Judging music is quite a subjective task, and there are surely other factors that we didn't account for that contribute to who wins Record of the Year. Other than the quantitative factors we extracted from the Spotify API, factors such as artist popularity, record sales, or general human bias may also contribute to the winner. These unquantifiable features make it difficult to create a perfect prediction model.
Conclusion¶
Over the years, though generally considered a universal language, music has evolved due to cultural and technological shifts. Though all Record of the Year winners, notable tracks such as "Moon River" by Henry Mancini, "Beat It," by Michael Jackson, and "24K Magic" by Bruno Mark illustrate the vast musical differences over the past 61 years.
While it's difficult to judge the quality of music, utilizing the Spotify API's audio features illustrated some evident musical trends over the years.
Energy - Over time, nominees have illustrated an increasing trend in energy. However, winners seemed to have lower energy in comparison to losers.
Danceability - Over time, nominees have illustrated an increasing trend in "danceability." This trend may be attributed to a rise in genres such as Hip Hop and EDM. Winners of Record of the year have been generally less on danceable than the losers.
Speechiness - Over time, nominees have illustrated an increasing trend in "speechiness." This trend may be attributed to the rise of Rap music. It is fairly evident that winners tend to be less "speechy" than losers.
Length/Duration - Over time, nominees have illustrated a small upward trend in length. However, the lines of best fit show that winners tended to be longer than losers overall.
Loudness - Over time, nominees have illustrated an upward trend in loudness of music. However, it also seems that in general, winners are slightly less loud than losers.

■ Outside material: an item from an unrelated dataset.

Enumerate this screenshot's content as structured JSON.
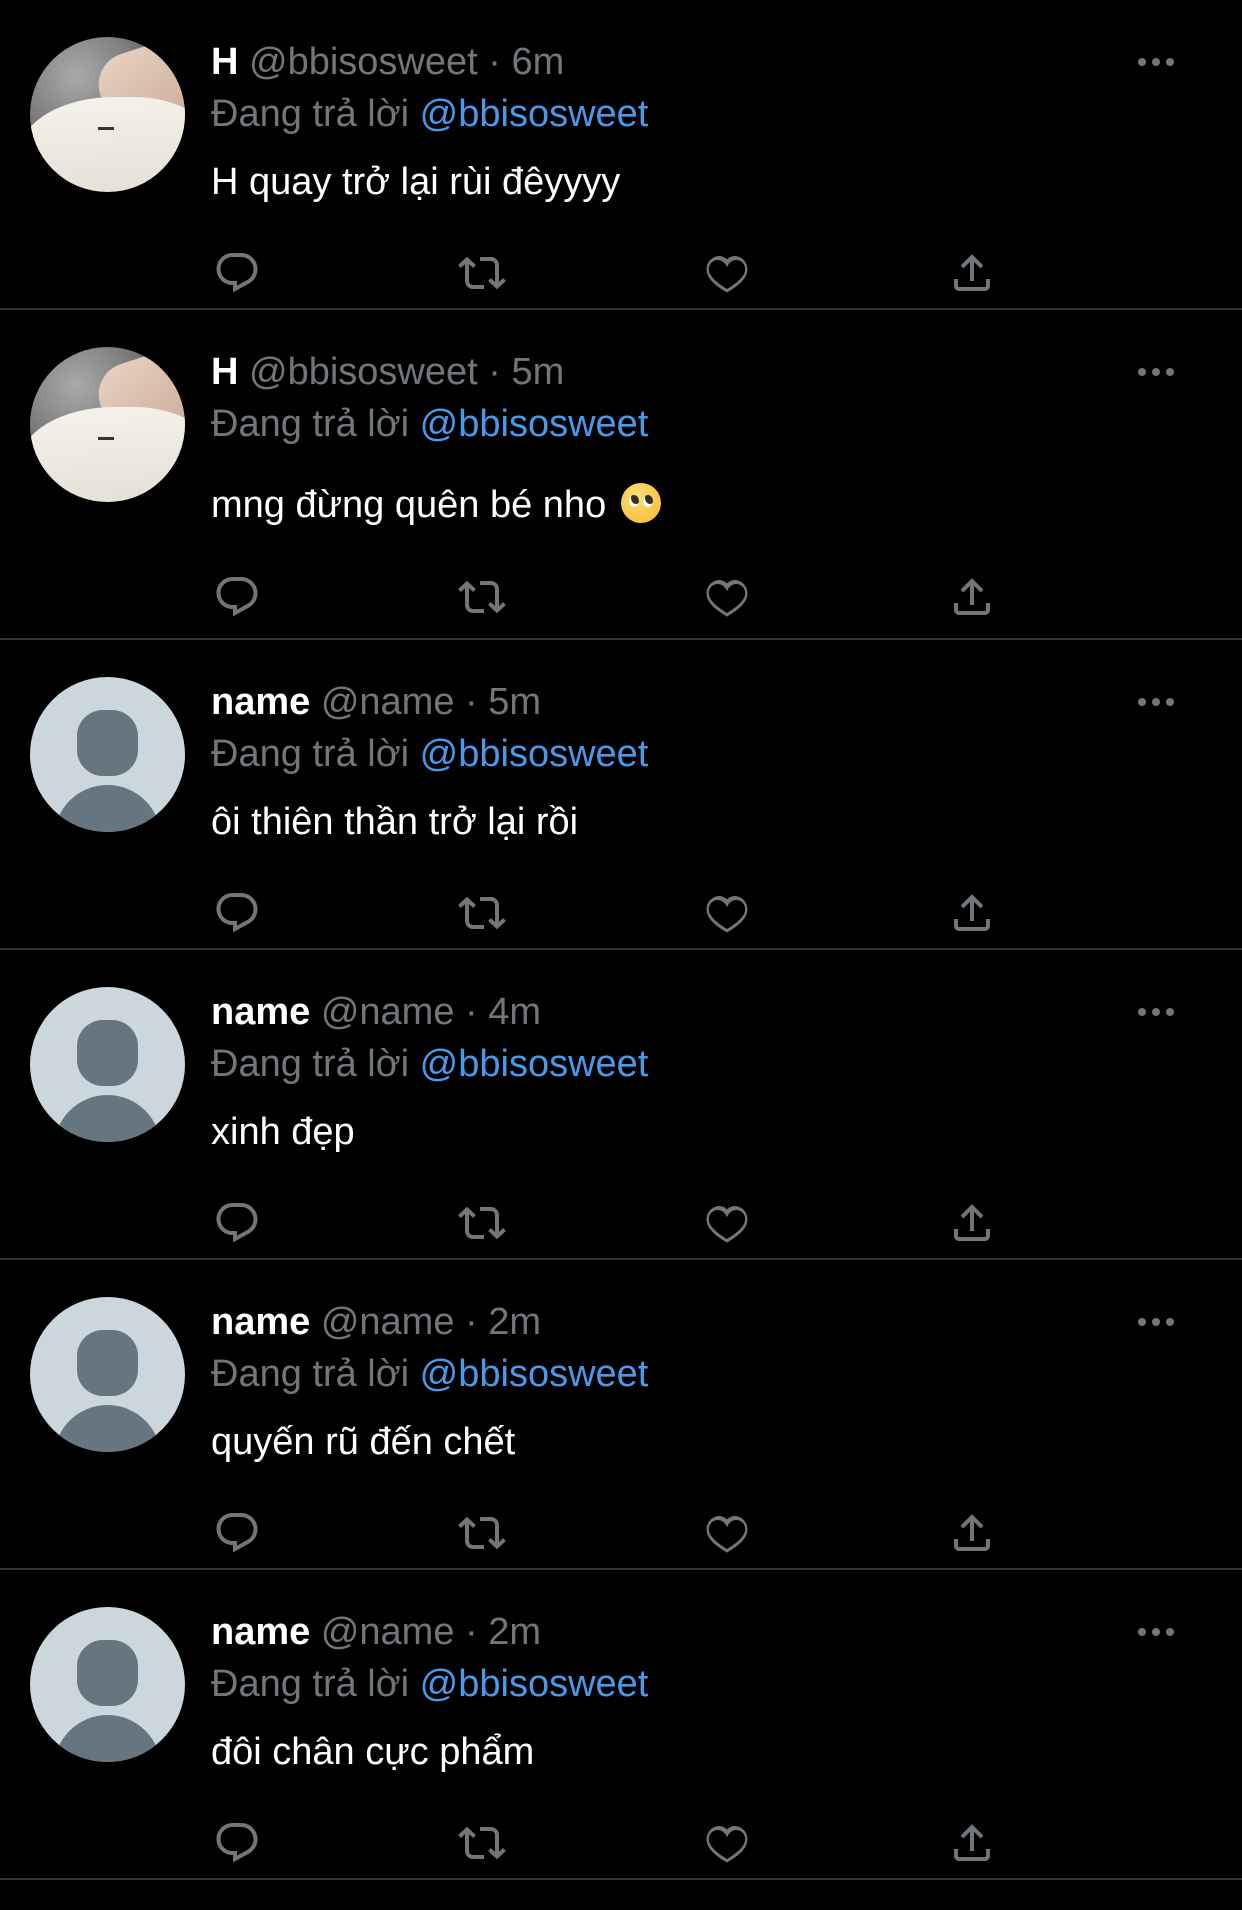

Acousticness - Over time, nominees have generally illustrated a stark downward trend in "acousticness." However, winners seem to be more acoustic than losers.
Evaluating these musical trends and utilizing a combination of Decision Tree, K-Nearest Neighbors, and Logistic Regression Models, the 2021 Grammy Award for Record of the Year goes to "Colors" by Black Pumas. "Colors" is a soulful, slow-paced R&B hit that fits well within the trends we analyzed. Given that we only had 317 observations and we don't account for features such as artist popularity, cultural shifts, or human bias, our prediction should be taken with a grain of salt. However, our analysis serves to break down the Record of the Year nominees purely from a quantitative, musical standpoint.